Йеспер перегнулся через стол. Наши лица оказались рядом. Я ощутила аромат его одеколона и пива, которое он пил. Мне стало не по себе.

– Когда у человека такая работа, как у меня, – сказал он, – люди редко общаются с ним по-человечески. Большинство – преувеличенно уважительно. А кто-то просто боится. Мало кто честно говорит то, что думает. Это крайне утомительно. Наверху очень одиноко, если ты понимаешь, о чем я. Но ты была честна со мной. Обращалась как с обычным человеком. Я пожала плечами.

– А разве ты не обычный человек?

Он рассмеялся и поднес пиво к губам. У него были загорелые руки, покрытые золотистыми волосками.

– Можешь считать это безумием, но я чувствую, что между нами есть связь. Скажи честно.

– Что?

– Ты тоже чувствуешь себя одинокой? Странной? Не похожей на других людей? Чувствуешь, что наблюдаешь за другими со стороны?

Я медленно кивнула. Он прав. Я всегда чувствовала себя другой. С самого детства. Мне всегда казалось, что в своей жизни я играю какую-то второстепенную роль. Будто я смотрю на саму себя со стороны. Вопрос только в том, как Йеспер успел понять это за десять минут нашей встречи в магазине.

Со стороны бара донеслись вопли болельщиков.

– Стольпе вышел из игры, – констатировал Йеспер.

– Откуда ты знаешь?

– Что?

Он покосился на экран, словно думая, что я спрашиваю про матч.

– Обо мне. Ты купил у меня рубашку. А теперь сидишь и заявляешь, что мы похожи. И что мы оба одиноки. Ты ничего обо мне не знаешь. Ни кто я, ни откуда, ни чего хочу в своей жизни. С чего ты решил, что я для тебя – открытая книга?

Он поднял стакан с пивом в шутливом тосте и подмигнул мне:

– Как я уже сказал, мне нравится, что ты обращаешься со мной как с равным. Тебе неведом страх. В этом мы с тобой тоже похожи.

Я покидала ресторан на трясущихся ногах. Щеки горели, руки вспотели. Не знаю, что так сильно на меня повлияло: то, что он позволил себе сделать выводы о моем характере, несмотря на то что мы едва знакомы, или желание, которое внезапно вспыхнуло во мне.

Я шла и гадала: что, если он прав? Что, если мы похожи? Что, если между нами правда существует невидимая связь?
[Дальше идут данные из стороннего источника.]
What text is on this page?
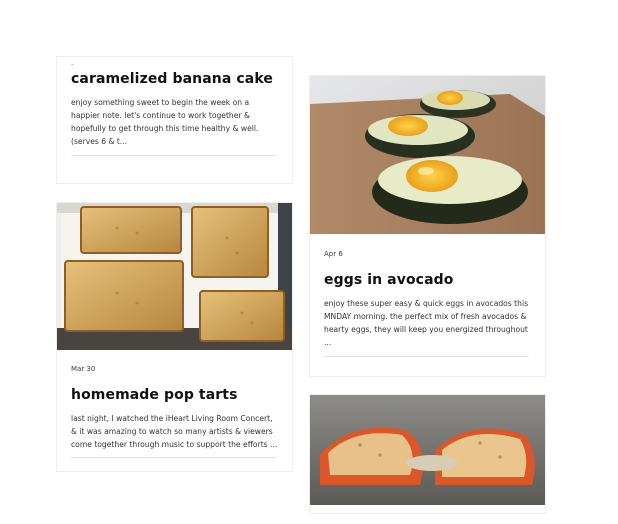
·

caramelized banana cake

enjoy something sweet to begin the week on a happier note. let's continue to work together & hopefully to get through this time healthy & well. (serves 6 & t...

Apr 6

eggs in avocado

enjoy these super easy & quick eggs in avocados this MNDAY morning. the perfect mix of fresh avocados & hearty eggs, they will keep you energized throughout ...

Mar 30

homemade pop tarts

last night, I watched the iHeart Living Room Concert, & it was amazing to watch so many artists & viewers come together through music to support the efforts ...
Как это иногда бывает между людьми разных сословий и возрастов, когда они встречаются и понимают, что созданы друг для друга?

На часах было около четырех. Я спешила в сторону Слюссен. Было жарко, и на мне была только тонкая майка. Но несмотря на это, пот лил с меня градом, и посреди Ётгатан я вынуждена была остановиться, чтобы отдышаться. Мимо шли прохожие: кто-то гулял, кто-то шёл за покупками, женщины в хиджабах спешили в мечеть. Люди текли сплошным потоком. И я внезапно оказалась посреди него, как лодка, потерявшая управление.

Подходя к метро, я увидела знакомое лицо. Йеспер Орре. Каким-то образом он догадался, куда я направилась, и пришел туда раньше. Он взял меня за руку.

– Пошли, – сказал он.

И потянул меня за собой вниз по улице – откуда я пришла, и я не нашла в себе сил возразить. Чувство беспомощности опьяняло. Это была свобода. Свобода от ответственности за свои поступки, свобода от чувства вины, полная свобода. Я пошла с ним. Закрыла глаза и позволила ему вести меня сквозь море людей.

…Я проснулась в три часа ночи в кресле. Все тело затекло от неудобной позы. С трудом поднялась на ноги. За окном темно, ветер усилился. Из окон сквозит. Я чувствую холодный воздух кожей. Почему-то я думаю о папе и о том насекомом, которое мы нашли. Мне было десять-одиннадцать лет. Светло-зеленый червячок напоминал мне жевательную мармеладку, только волосатую. И формой, и видом. На животе у него было много маленьких ножек, а сзади шип. Он ползал по моей руке, и это вызывало щекотку.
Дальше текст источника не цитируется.